Maritime concepts Flashcards
Aframax
Tanker carrying around 0.5 million barrels of oil, but usually applied to any tanker of 80,000–120,000 dwt (name derived from old AFRA chartering range).
Auxiliary engines
Small diesel engines on the ship used to drive alternators providing electrical power. They generally burn diesel oil. Ships generally have between three and five, depending on electricity requirements.
Ballast
Sea water pumped into carefully located ballast tanks, or cargo spaces, when the ship is not carrying cargo, to lower the ship in the water so that the propeller is sufficiently submerged to perform efficiently.
Berth
Designated area of quayside where a ship comes alongside to load or discharge cargo.
Bulk carrier
Single-deck ship which carries dry cargoes such as ore, coal, sugar or cereals. Smaller vessels may have their own cranes, whilst larger sizes rely on shore based equipment.
Bare boat charter
Similar to a lease. The vessel is chartered to a third party who to all intents and purposes owns it for the period of the charter, provides the crew, pays operating costs (including maintenance) and voyage costs (bunkers, port dues, canal transit dues, etc.), and directs its operations.
Bunkers
Fuel oil burned in ship’s main engine (auxiliaries use diesel)
Capesize
Bulk carrier too wide to transit the Panama Canal. Usually over 100,000 tonnes deadweight, but size increases over time, currently 170,000–180,000 dwt.
Charterer
Person or company who hires a ship from a shipowner for a period of time (time charter) or who reserves the entire cargo space for a single voyage (voyage charter).
Classification society.
Organization, such as Lloyd’s Register, which sets standards for ship construction; supervises standards during construction; and inspects the hull and machinery of a ship classed with the society at regular intervals, awarding the ‘class certificate’ required to obtain hull insurance. A ship with a current certificate is ‘in class’.
Container
Standard box of length 20 or 40 ft, width 8 ft and height 8 ft 6 in. High cube containers are 9 ft 6 in. high, and container-ships are usually designed to carry some of these.
Container-ship
Ship designed to carry containers, with cell guides in the holds into which the containers are lowered. Containers carried on deck are lashed and secured.

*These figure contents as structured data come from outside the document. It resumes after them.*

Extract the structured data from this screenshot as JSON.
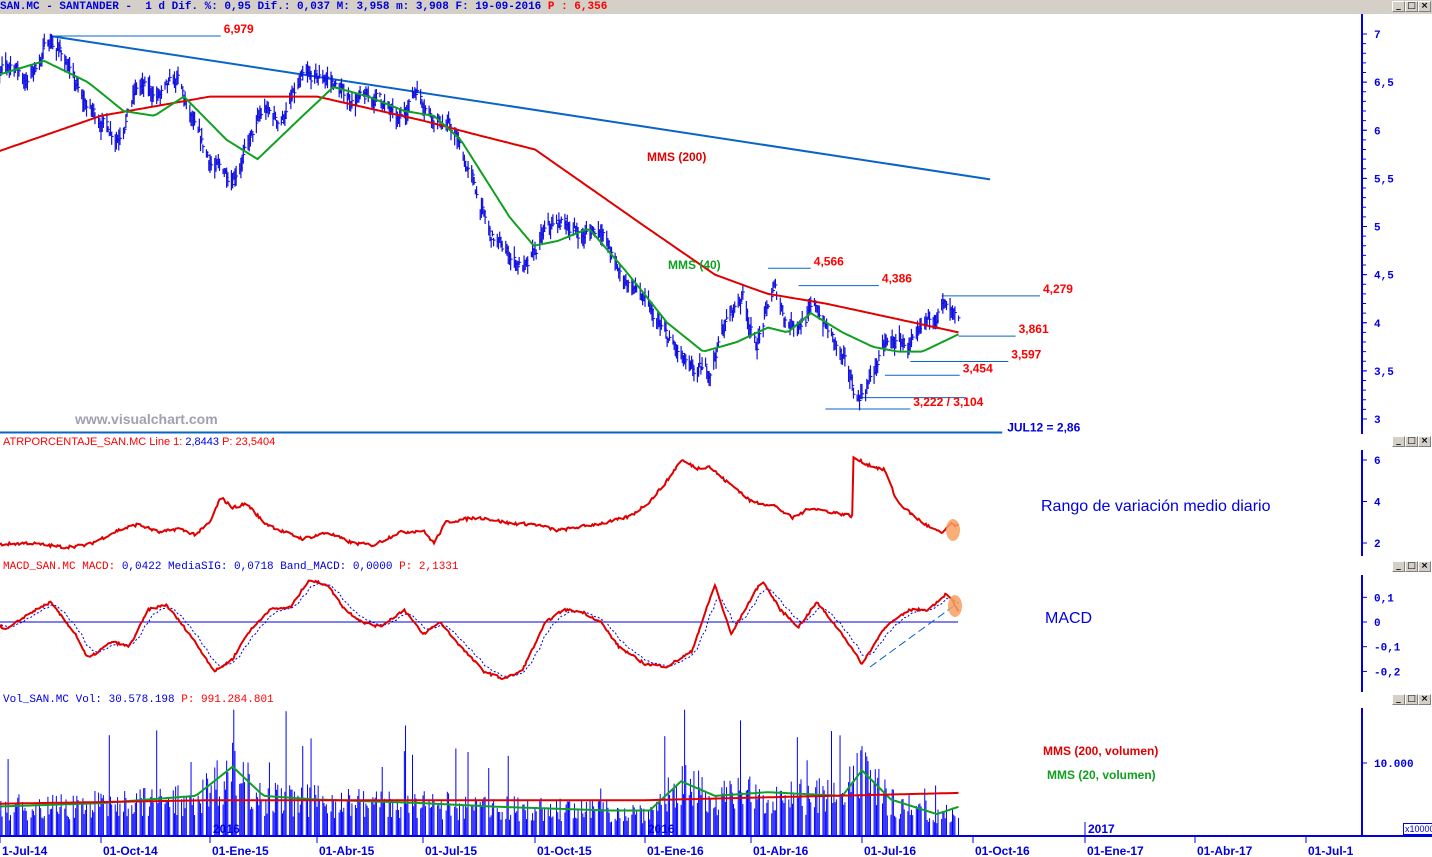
{
  "header": {
    "text": "SAN.MC - SANTANDER -  1 d Dif. %: 0,95 Dif.: 0,037 M: 3,958 m: 3,908 F: 19-09-2016 ",
    "p": "P : 6,356"
  },
  "watermark": "www.visualchart.com",
  "panels": {
    "atr": {
      "name": "ATRPORCENTAJE_SAN.MC Line 1: ",
      "value": "2,8443",
      "p": " P: 23,5404",
      "note": "Rango de variación medio diario"
    },
    "macd": {
      "name": "MACD_SAN.MC MACD: ",
      "values": "0,0422 MediaSIG: 0,0718 Band_MACD: 0,0000",
      "p": " P: 2,1331",
      "note": "MACD"
    },
    "vol": {
      "name": "Vol_SAN.MC Vol: ",
      "value": "30.578.198",
      "p": " P: 991.284.801",
      "note_200": "MMS (200, volumen)",
      "note_20": "MMS (20, volumen)",
      "unit": "x10000"
    }
  },
  "window_buttons": [
    "_",
    "□",
    "×"
  ],
  "colors": {
    "price": "#1010e0",
    "mms200": "#e00000",
    "mms40": "#10a020",
    "trend": "#0a64c8",
    "label": "#ff0000",
    "axis": "#0000e0",
    "highlight": "#f7a060"
  },
  "chart_data": [
    {
      "type": "line",
      "title": "SAN.MC - SANTANDER",
      "x_ticks": [
        "1-Jul-14",
        "01-Oct-14",
        "01-Ene-15",
        "01-Abr-15",
        "01-Jul-15",
        "01-Oct-15",
        "01-Ene-16",
        "01-Abr-16",
        "01-Jul-16",
        "01-Oct-16",
        "01-Ene-17",
        "01-Abr-17",
        "01-Jul-1"
      ],
      "year_labels": [
        "2016",
        "2016",
        "2017"
      ],
      "y_ticks": [
        "7",
        "6,5",
        "6",
        "5,5",
        "5",
        "4,5",
        "4",
        "3,5",
        "3"
      ],
      "ylim": [
        2.9,
        7.2
      ],
      "price": [
        [
          "2014-07-01",
          6.45
        ],
        [
          "2014-07-20",
          6.7
        ],
        [
          "2014-08-01",
          6.5
        ],
        [
          "2014-08-20",
          6.95
        ],
        [
          "2014-09-01",
          6.75
        ],
        [
          "2014-09-15",
          6.3
        ],
        [
          "2014-10-01",
          6.1
        ],
        [
          "2014-10-15",
          5.95
        ],
        [
          "2014-11-01",
          6.45
        ],
        [
          "2014-11-20",
          6.35
        ],
        [
          "2014-12-05",
          6.5
        ],
        [
          "2014-12-20",
          5.95
        ],
        [
          "2015-01-05",
          5.6
        ],
        [
          "2015-01-20",
          5.55
        ],
        [
          "2015-02-01",
          5.8
        ],
        [
          "2015-02-15",
          6.2
        ],
        [
          "2015-03-01",
          6.1
        ],
        [
          "2015-03-20",
          6.5
        ],
        [
          "2015-04-10",
          6.55
        ],
        [
          "2015-04-25",
          6.35
        ],
        [
          "2015-05-10",
          6.3
        ],
        [
          "2015-05-25",
          6.35
        ],
        [
          "2015-06-10",
          6.05
        ],
        [
          "2015-06-25",
          6.45
        ],
        [
          "2015-07-10",
          6.15
        ],
        [
          "2015-07-25",
          6.0
        ],
        [
          "2015-08-10",
          5.5
        ],
        [
          "2015-08-25",
          4.9
        ],
        [
          "2015-09-10",
          4.7
        ],
        [
          "2015-09-25",
          4.55
        ],
        [
          "2015-10-10",
          4.95
        ],
        [
          "2015-10-25",
          5.05
        ],
        [
          "2015-11-10",
          4.9
        ],
        [
          "2015-11-25",
          5.0
        ],
        [
          "2015-12-10",
          4.5
        ],
        [
          "2015-12-25",
          4.35
        ],
        [
          "2016-01-10",
          4.0
        ],
        [
          "2016-01-25",
          3.75
        ],
        [
          "2016-02-10",
          3.45
        ],
        [
          "2016-02-25",
          3.5
        ],
        [
          "2016-03-10",
          4.0
        ],
        [
          "2016-03-25",
          4.3
        ],
        [
          "2016-04-05",
          3.75
        ],
        [
          "2016-04-20",
          4.35
        ],
        [
          "2016-05-01",
          4.0
        ],
        [
          "2016-05-15",
          4.05
        ],
        [
          "2016-05-25",
          4.15
        ],
        [
          "2016-06-10",
          3.75
        ],
        [
          "2016-06-27",
          3.22
        ],
        [
          "2016-07-05",
          3.35
        ],
        [
          "2016-07-20",
          3.75
        ],
        [
          "2016-08-01",
          3.8
        ],
        [
          "2016-08-15",
          3.75
        ],
        [
          "2016-08-25",
          4.0
        ],
        [
          "2016-09-05",
          4.2
        ],
        [
          "2016-09-19",
          3.93
        ]
      ],
      "mms200": [
        [
          "2014-07-01",
          5.75
        ],
        [
          "2014-10-01",
          6.15
        ],
        [
          "2015-01-01",
          6.35
        ],
        [
          "2015-04-01",
          6.35
        ],
        [
          "2015-07-01",
          6.1
        ],
        [
          "2015-08-15",
          5.95
        ],
        [
          "2015-10-01",
          5.8
        ],
        [
          "2016-01-01",
          5.0
        ],
        [
          "2016-03-01",
          4.5
        ],
        [
          "2016-04-15",
          4.3
        ],
        [
          "2016-06-01",
          4.2
        ],
        [
          "2016-09-19",
          3.9
        ]
      ],
      "mms40": [
        [
          "2014-07-01",
          6.55
        ],
        [
          "2014-08-15",
          6.72
        ],
        [
          "2014-09-20",
          6.5
        ],
        [
          "2014-10-20",
          6.2
        ],
        [
          "2014-11-15",
          6.15
        ],
        [
          "2014-12-10",
          6.35
        ],
        [
          "2015-01-15",
          5.9
        ],
        [
          "2015-02-10",
          5.7
        ],
        [
          "2015-03-20",
          6.15
        ],
        [
          "2015-04-15",
          6.45
        ],
        [
          "2015-05-15",
          6.35
        ],
        [
          "2015-06-15",
          6.2
        ],
        [
          "2015-07-10",
          6.15
        ],
        [
          "2015-08-01",
          5.9
        ],
        [
          "2015-09-10",
          5.1
        ],
        [
          "2015-09-30",
          4.8
        ],
        [
          "2015-10-20",
          4.85
        ],
        [
          "2015-11-15",
          4.98
        ],
        [
          "2015-12-15",
          4.55
        ],
        [
          "2016-01-20",
          4.0
        ],
        [
          "2016-02-20",
          3.7
        ],
        [
          "2016-03-20",
          3.8
        ],
        [
          "2016-04-15",
          3.95
        ],
        [
          "2016-05-01",
          3.9
        ],
        [
          "2016-05-20",
          4.1
        ],
        [
          "2016-06-15",
          3.9
        ],
        [
          "2016-07-10",
          3.75
        ],
        [
          "2016-07-31",
          3.7
        ],
        [
          "2016-08-20",
          3.7
        ],
        [
          "2016-09-19",
          3.88
        ]
      ],
      "series_labels": {
        "mms200": "MMS (200)",
        "mms40": "MMS (40)"
      },
      "trendline": {
        "from": [
          "2014-08-20",
          6.979
        ],
        "to": [
          "2016-10-15",
          5.49
        ]
      },
      "support_line": {
        "label": "JUL12 = 2,86",
        "price": 2.86,
        "to": "2016-10-25"
      },
      "levels": [
        {
          "label": "6,979",
          "price": 6.979,
          "from": "2014-08-20",
          "to": "2015-01-10"
        },
        {
          "label": "4,566",
          "price": 4.566,
          "from": "2016-04-15",
          "to": "2016-05-20"
        },
        {
          "label": "4,386",
          "price": 4.386,
          "from": "2016-05-10",
          "to": "2016-07-15"
        },
        {
          "label": "4,279",
          "price": 4.279,
          "from": "2016-09-05",
          "to": "2016-11-25"
        },
        {
          "label": "3,861",
          "price": 3.861,
          "from": "2016-09-19",
          "to": "2016-11-05"
        },
        {
          "label": "3,597",
          "price": 3.597,
          "from": "2016-08-10",
          "to": "2016-10-30"
        },
        {
          "label": "3,454",
          "price": 3.454,
          "from": "2016-07-20",
          "to": "2016-09-20"
        },
        {
          "label": "",
          "price": 3.222,
          "from": "2016-06-30",
          "to": "2016-09-25"
        },
        {
          "label": "3,222 / 3,104",
          "price": 3.104,
          "from": "2016-06-01",
          "to": "2016-08-10"
        }
      ]
    },
    {
      "type": "line",
      "title": "ATRPORCENTAJE_SAN.MC",
      "y_ticks": [
        "6",
        "4",
        "2"
      ],
      "ylim": [
        1.4,
        6.5
      ],
      "values": [
        [
          "2014-07-01",
          1.9
        ],
        [
          "2014-08-01",
          2.0
        ],
        [
          "2014-09-01",
          1.8
        ],
        [
          "2014-09-20",
          1.9
        ],
        [
          "2014-10-15",
          2.6
        ],
        [
          "2014-11-01",
          2.9
        ],
        [
          "2014-11-20",
          2.5
        ],
        [
          "2014-12-05",
          2.7
        ],
        [
          "2014-12-20",
          2.4
        ],
        [
          "2015-01-01",
          3.0
        ],
        [
          "2015-01-10",
          4.2
        ],
        [
          "2015-01-20",
          3.7
        ],
        [
          "2015-02-01",
          3.9
        ],
        [
          "2015-02-15",
          3.0
        ],
        [
          "2015-03-01",
          2.6
        ],
        [
          "2015-03-20",
          2.2
        ],
        [
          "2015-04-10",
          2.5
        ],
        [
          "2015-05-01",
          2.0
        ],
        [
          "2015-05-20",
          1.9
        ],
        [
          "2015-06-10",
          2.5
        ],
        [
          "2015-07-01",
          2.6
        ],
        [
          "2015-07-10",
          2.0
        ],
        [
          "2015-07-20",
          3.0
        ],
        [
          "2015-08-10",
          3.2
        ],
        [
          "2015-08-20",
          3.2
        ],
        [
          "2015-09-10",
          2.95
        ],
        [
          "2015-10-01",
          2.9
        ],
        [
          "2015-10-20",
          2.6
        ],
        [
          "2015-11-10",
          2.8
        ],
        [
          "2015-12-01",
          3.0
        ],
        [
          "2015-12-20",
          3.3
        ],
        [
          "2016-01-05",
          4.0
        ],
        [
          "2016-01-20",
          5.0
        ],
        [
          "2016-02-01",
          6.0
        ],
        [
          "2016-02-15",
          5.6
        ],
        [
          "2016-02-25",
          5.7
        ],
        [
          "2016-03-10",
          5.0
        ],
        [
          "2016-03-20",
          4.6
        ],
        [
          "2016-04-01",
          4.0
        ],
        [
          "2016-04-20",
          3.8
        ],
        [
          "2016-05-05",
          3.2
        ],
        [
          "2016-05-20",
          3.7
        ],
        [
          "2016-06-05",
          3.5
        ],
        [
          "2016-06-23",
          3.3
        ],
        [
          "2016-06-24",
          6.1
        ],
        [
          "2016-07-05",
          5.8
        ],
        [
          "2016-07-20",
          5.5
        ],
        [
          "2016-07-30",
          4.0
        ],
        [
          "2016-08-15",
          3.2
        ],
        [
          "2016-08-25",
          2.8
        ],
        [
          "2016-09-05",
          2.45
        ],
        [
          "2016-09-12",
          2.9
        ],
        [
          "2016-09-19",
          2.84
        ]
      ]
    },
    {
      "type": "line",
      "title": "MACD_SAN.MC",
      "y_ticks": [
        "0,1",
        "0",
        "-0,1",
        "-0,2"
      ],
      "ylim": [
        -0.28,
        0.2
      ],
      "series": [
        {
          "name": "MACD",
          "values": [
            [
              "2014-07-01",
              0
            ],
            [
              "2014-07-15",
              -0.03
            ],
            [
              "2014-08-01",
              0.03
            ],
            [
              "2014-08-20",
              0.08
            ],
            [
              "2014-09-10",
              -0.05
            ],
            [
              "2014-09-20",
              -0.15
            ],
            [
              "2014-10-10",
              -0.08
            ],
            [
              "2014-10-25",
              -0.1
            ],
            [
              "2014-11-10",
              0.05
            ],
            [
              "2014-11-25",
              0.07
            ],
            [
              "2014-12-15",
              -0.05
            ],
            [
              "2015-01-05",
              -0.2
            ],
            [
              "2015-01-20",
              -0.15
            ],
            [
              "2015-02-01",
              -0.05
            ],
            [
              "2015-02-20",
              0.05
            ],
            [
              "2015-03-10",
              0.06
            ],
            [
              "2015-03-25",
              0.17
            ],
            [
              "2015-04-10",
              0.15
            ],
            [
              "2015-04-25",
              0.05
            ],
            [
              "2015-05-10",
              0.0
            ],
            [
              "2015-05-25",
              -0.02
            ],
            [
              "2015-06-15",
              0.05
            ],
            [
              "2015-07-01",
              -0.05
            ],
            [
              "2015-07-15",
              0.0
            ],
            [
              "2015-08-01",
              -0.1
            ],
            [
              "2015-08-20",
              -0.2
            ],
            [
              "2015-09-05",
              -0.23
            ],
            [
              "2015-09-20",
              -0.2
            ],
            [
              "2015-10-10",
              0.0
            ],
            [
              "2015-10-25",
              0.05
            ],
            [
              "2015-11-10",
              0.04
            ],
            [
              "2015-11-25",
              0.0
            ],
            [
              "2015-12-10",
              -0.1
            ],
            [
              "2016-01-01",
              -0.17
            ],
            [
              "2016-01-20",
              -0.18
            ],
            [
              "2016-02-10",
              -0.12
            ],
            [
              "2016-03-01",
              0.15
            ],
            [
              "2016-03-15",
              -0.05
            ],
            [
              "2016-04-10",
              0.17
            ],
            [
              "2016-04-25",
              0.05
            ],
            [
              "2016-05-10",
              -0.02
            ],
            [
              "2016-05-25",
              0.08
            ],
            [
              "2016-06-15",
              -0.05
            ],
            [
              "2016-07-01",
              -0.17
            ],
            [
              "2016-07-20",
              -0.02
            ],
            [
              "2016-08-10",
              0.05
            ],
            [
              "2016-08-25",
              0.05
            ],
            [
              "2016-09-10",
              0.12
            ],
            [
              "2016-09-19",
              0.04
            ]
          ]
        },
        {
          "name": "MediaSIG"
        }
      ],
      "zero_line": 0
    },
    {
      "type": "bar",
      "title": "Vol_SAN.MC",
      "y_ticks": [
        "10.000"
      ],
      "ylim": [
        0,
        17500
      ],
      "mms200": [
        [
          "2014-07-01",
          4400
        ],
        [
          "2015-01-01",
          4900
        ],
        [
          "2016-01-01",
          4900
        ],
        [
          "2016-09-19",
          5900
        ]
      ],
      "mms20": [
        [
          "2014-07-01",
          4000
        ],
        [
          "2014-10-01",
          4500
        ],
        [
          "2014-12-20",
          5500
        ],
        [
          "2015-01-20",
          9500
        ],
        [
          "2015-02-15",
          5500
        ],
        [
          "2015-04-01",
          5000
        ],
        [
          "2015-07-01",
          4500
        ],
        [
          "2015-09-01",
          4000
        ],
        [
          "2015-12-01",
          3500
        ],
        [
          "2016-01-05",
          3500
        ],
        [
          "2016-02-01",
          7500
        ],
        [
          "2016-03-01",
          5500
        ],
        [
          "2016-04-15",
          6000
        ],
        [
          "2016-06-15",
          5500
        ],
        [
          "2016-07-01",
          9000
        ],
        [
          "2016-07-25",
          5000
        ],
        [
          "2016-09-01",
          3000
        ],
        [
          "2016-09-19",
          4000
        ]
      ]
    }
  ]
}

Compensated gross ton (cgt)
Measure of shipbuilding output based on the gross tonnage of the ship multiplied by a cgt coefficient reflecting its work content (see Appendix B).
Deadweight (dwt)
The weight a ship can carry when loaded to its marks, including cargo, fuel, fresh water, stores and crew.
Freeboard
Vertical distance between waterline and top of hull.
Freight rate
Amount of money paid to a shipowner or shipping line for the carriage
of each unit of cargo (lonne, cubic metre or container load) between named ports.
Freight alt kinds (FAK)
The standard rate charged per container, regardless of what commodity it is carrying, e.g. FAK rate of $1500 per TEU.
FEU
Forty-foot container (see TEU).
Gas tanker
Ship capable of carrying liquid gas at sub-zero temperatures. Cargo is kept cold by pressure, insulation, and/or refrigeration of ‘boil-off gas’ which is returned to the cargo tanks (see Chapter 14).
Gross ton (gt)
Internal measurement of the ship’s open spaces. Now calculated from a formula set out in the IMO Tonnage Convention.